Pope Francis has repeatedly announced that his intention is to visit Argentina; but he will not do so: he knows that he would not do very well here. So, now, he descends to the dirty field of political debates with an unusual speech, of fury, against the libertarian government of President Milei. He never made the slightest allusion to Cristina Kirchner's governments, which plunged the country into poverty and destitution. Neither did he react to the worst government in history: that of the useless and abusive Alberto Fernandez, the hypocrite who boasted of being a feminist and beat his wife. The main source of Francis' speech has been, as other times, the news reached by his friend Juan Grabois.
The papal intervention has messed with history: he has repudiated the work of General Julio Argentino Roca, to whom he attributed the slaughter of indigenous people in his Expedition to the Desert; what he has not mentioned are the massacres and the attacks of indigenous people, who arrived almost at the gates of Buenos Aires, and kidnapped women, sowing terror. I am not a Roca fan, but we must recognize that, without that double Presidency of Julio Argentino Roca, Argentina would not exist and Patagonia would be Chilean. What the Pope should have criticized was the religious policy of the Freemason Roca, who kept the country disconnected from the Holy See for 16 years.

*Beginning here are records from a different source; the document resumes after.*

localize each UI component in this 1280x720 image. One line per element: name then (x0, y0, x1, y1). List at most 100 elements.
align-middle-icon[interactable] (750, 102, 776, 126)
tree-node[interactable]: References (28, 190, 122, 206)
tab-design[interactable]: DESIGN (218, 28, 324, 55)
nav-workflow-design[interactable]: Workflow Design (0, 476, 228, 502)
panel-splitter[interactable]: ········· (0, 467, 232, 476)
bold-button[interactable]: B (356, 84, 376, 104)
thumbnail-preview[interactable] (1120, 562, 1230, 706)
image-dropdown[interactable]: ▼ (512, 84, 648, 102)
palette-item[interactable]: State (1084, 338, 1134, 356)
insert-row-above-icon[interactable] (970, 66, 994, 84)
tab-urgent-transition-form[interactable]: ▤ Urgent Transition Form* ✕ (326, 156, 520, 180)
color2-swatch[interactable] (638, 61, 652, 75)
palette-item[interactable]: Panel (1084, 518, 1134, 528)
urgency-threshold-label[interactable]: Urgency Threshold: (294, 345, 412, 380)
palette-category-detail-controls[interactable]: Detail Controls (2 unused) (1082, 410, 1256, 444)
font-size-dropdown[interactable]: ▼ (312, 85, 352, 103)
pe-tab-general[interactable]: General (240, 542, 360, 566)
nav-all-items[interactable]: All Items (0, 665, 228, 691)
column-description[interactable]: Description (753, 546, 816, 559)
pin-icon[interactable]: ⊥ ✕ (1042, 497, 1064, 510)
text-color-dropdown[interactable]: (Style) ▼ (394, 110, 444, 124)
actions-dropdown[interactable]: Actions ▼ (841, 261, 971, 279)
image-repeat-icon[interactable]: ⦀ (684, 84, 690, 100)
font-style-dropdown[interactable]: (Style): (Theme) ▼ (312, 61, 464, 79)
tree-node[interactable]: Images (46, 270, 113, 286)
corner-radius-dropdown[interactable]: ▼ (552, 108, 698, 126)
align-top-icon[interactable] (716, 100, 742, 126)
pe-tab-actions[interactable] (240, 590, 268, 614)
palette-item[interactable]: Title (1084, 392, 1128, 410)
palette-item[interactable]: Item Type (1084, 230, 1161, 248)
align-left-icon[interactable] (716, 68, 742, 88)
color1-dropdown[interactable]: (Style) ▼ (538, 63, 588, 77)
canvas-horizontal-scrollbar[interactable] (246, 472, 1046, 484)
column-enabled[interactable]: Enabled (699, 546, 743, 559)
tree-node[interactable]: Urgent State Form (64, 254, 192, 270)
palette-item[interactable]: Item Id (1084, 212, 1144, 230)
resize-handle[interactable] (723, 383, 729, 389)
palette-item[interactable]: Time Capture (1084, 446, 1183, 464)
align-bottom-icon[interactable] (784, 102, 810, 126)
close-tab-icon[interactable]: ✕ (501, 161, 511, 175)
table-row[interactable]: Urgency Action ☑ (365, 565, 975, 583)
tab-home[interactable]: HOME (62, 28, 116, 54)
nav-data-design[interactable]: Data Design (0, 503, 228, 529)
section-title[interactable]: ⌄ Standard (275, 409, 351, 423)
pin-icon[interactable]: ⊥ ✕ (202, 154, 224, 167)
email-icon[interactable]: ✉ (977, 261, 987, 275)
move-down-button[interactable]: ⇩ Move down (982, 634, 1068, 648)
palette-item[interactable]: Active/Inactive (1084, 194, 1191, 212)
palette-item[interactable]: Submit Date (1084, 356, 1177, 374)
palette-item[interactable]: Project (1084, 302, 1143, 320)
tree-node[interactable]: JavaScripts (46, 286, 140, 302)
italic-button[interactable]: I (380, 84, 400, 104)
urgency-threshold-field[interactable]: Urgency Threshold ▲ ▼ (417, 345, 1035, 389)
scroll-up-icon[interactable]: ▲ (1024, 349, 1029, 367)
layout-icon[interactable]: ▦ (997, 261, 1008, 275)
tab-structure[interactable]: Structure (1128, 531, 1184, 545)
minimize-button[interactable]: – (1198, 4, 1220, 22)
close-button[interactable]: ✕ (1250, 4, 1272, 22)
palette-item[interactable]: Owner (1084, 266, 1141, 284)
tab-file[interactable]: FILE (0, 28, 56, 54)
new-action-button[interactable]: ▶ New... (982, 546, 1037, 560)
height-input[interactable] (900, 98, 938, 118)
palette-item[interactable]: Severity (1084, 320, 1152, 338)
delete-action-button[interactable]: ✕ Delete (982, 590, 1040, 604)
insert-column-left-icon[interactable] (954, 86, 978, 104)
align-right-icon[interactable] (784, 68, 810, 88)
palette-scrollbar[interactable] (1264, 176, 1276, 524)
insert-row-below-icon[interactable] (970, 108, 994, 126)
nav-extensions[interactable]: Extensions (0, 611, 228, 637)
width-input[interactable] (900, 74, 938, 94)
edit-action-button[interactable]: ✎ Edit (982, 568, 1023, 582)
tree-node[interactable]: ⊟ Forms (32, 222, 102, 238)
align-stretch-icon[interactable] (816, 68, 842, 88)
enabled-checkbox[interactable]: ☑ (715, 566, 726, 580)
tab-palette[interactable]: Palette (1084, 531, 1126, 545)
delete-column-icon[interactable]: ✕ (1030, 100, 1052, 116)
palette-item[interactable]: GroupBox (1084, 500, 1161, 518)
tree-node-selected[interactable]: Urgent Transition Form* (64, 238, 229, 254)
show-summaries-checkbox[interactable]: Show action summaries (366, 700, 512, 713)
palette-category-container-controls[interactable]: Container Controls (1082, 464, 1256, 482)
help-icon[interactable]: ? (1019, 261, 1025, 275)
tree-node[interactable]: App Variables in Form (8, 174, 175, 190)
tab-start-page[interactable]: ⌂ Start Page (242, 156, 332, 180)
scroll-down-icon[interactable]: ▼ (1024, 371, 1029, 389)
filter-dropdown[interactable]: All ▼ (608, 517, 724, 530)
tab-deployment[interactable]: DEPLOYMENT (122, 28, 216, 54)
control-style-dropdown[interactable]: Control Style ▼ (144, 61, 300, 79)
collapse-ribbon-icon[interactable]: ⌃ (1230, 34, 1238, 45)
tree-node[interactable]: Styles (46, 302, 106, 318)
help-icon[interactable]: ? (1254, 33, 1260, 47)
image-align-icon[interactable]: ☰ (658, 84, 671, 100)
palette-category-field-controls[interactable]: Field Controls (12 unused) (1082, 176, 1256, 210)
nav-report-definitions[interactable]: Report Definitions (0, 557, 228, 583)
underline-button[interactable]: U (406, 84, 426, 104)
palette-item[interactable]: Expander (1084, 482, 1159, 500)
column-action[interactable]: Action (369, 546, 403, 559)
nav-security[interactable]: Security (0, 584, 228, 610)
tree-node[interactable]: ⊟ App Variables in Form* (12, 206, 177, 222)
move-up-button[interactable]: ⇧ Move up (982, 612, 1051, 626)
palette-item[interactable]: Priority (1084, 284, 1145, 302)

The papal critique of the Argentine government is harsh on the anti-picketing protocol; that is, he sides with the piqueteros, who are making people fed up by blocking avenues and causing innumerable inconveniences. “They purchase pepper spray instead of social justice,” he said in an act together with Grabois, and vindicated ‘the struggle’ of the social movements. He also mentioned a case of bribes, but did not specify which administration. The journalist Luciano Román described the papal speech as “an excessively earthy message, which could even be interpreted as far from some balances, complexities, and nuances that usually characterize the words of great religious leaders and other similar ones.” It was based on biased and partial information; it overlooked the complex implications for the common citizen of a sort of anarchy in the streets, and encouraged “the struggle” of social movements. It makes a drama of the use of pepper spray by the security forces, without alluding to the provocations and outrages suffered by institutions such as the national Congress, with stone-throwing attacks, nor to the injuries caused by activists to humble civil servants, such as policemen or gendarmes. Nor did it take into account the burning of public property, and even the destruction of vehicles and businesses in some violent protests.
It is evident that the closeness of the Pontiff with Grabois is not simply a personal bond, but a relationship nourished by coincidences. The Pope's politicization in endorsing social organizations does not call for transparency and respect for the law. He deliberately overlooks the investigations and denunciations that showed how numerous piquetero leaders took advantage of the administration of social plans for their own benefit. The Pope's words against the government will surely be used by these “managers of poverty” as a sort of justification and endorsement.
What Argentine Catholics need is for Francis to act as Pope, to take care of the Catholic religion, and to guide the faithful to grow in the Faith, not to get into the confusing territory of political discussion. “Buy social justice instead of pepper spray”: this this disturbing comment is quite peculiar, when he has not said a word about the situation in Venezuela, where a dictatorship persecuting the opposition rules, and social justice is non-existent. The pepper spray issue was stirred up because of a little girl who suffered the effects, because she participated in an encampment led by her mother, an irresponsible militant.
The Pope, with his speech against the government, exposes himself to the criticisms that are reasonably emerging. The head of the “Federal Innovation” block of Deputies, Miguel Ángel Pichetto, dismissed the Pope's criticisms, stating that “the agenda proposed from the Vatican is absurd and does incredible damage to Argentina.” This national deputy observed that “before, the pontifical manifestations were more of a pastoral nature, never directly addressed to local politics; now, then, there is a new fact. The Pope cannot make this type of manifestations, without his word becoming more fragile”
Francis' intervention against the Argentine government is a new expression of papal progressivism; always moving forward, as it happens with Peronism and its never achieved search for social justice. The Pope contraposes social justice and pepper spray: to repress the picket line, to prevent continuous protest and revolt would be to contradict the dynamism of the Gospel, which must always be reread. Thus, the Second Vatican Council would be a rereading of the Gospel according to the culture of modernity.
Therein lies the progressivism and Peronism that reign in Rome today. Francis is the president of Peronism, as we have already explained on other occasions.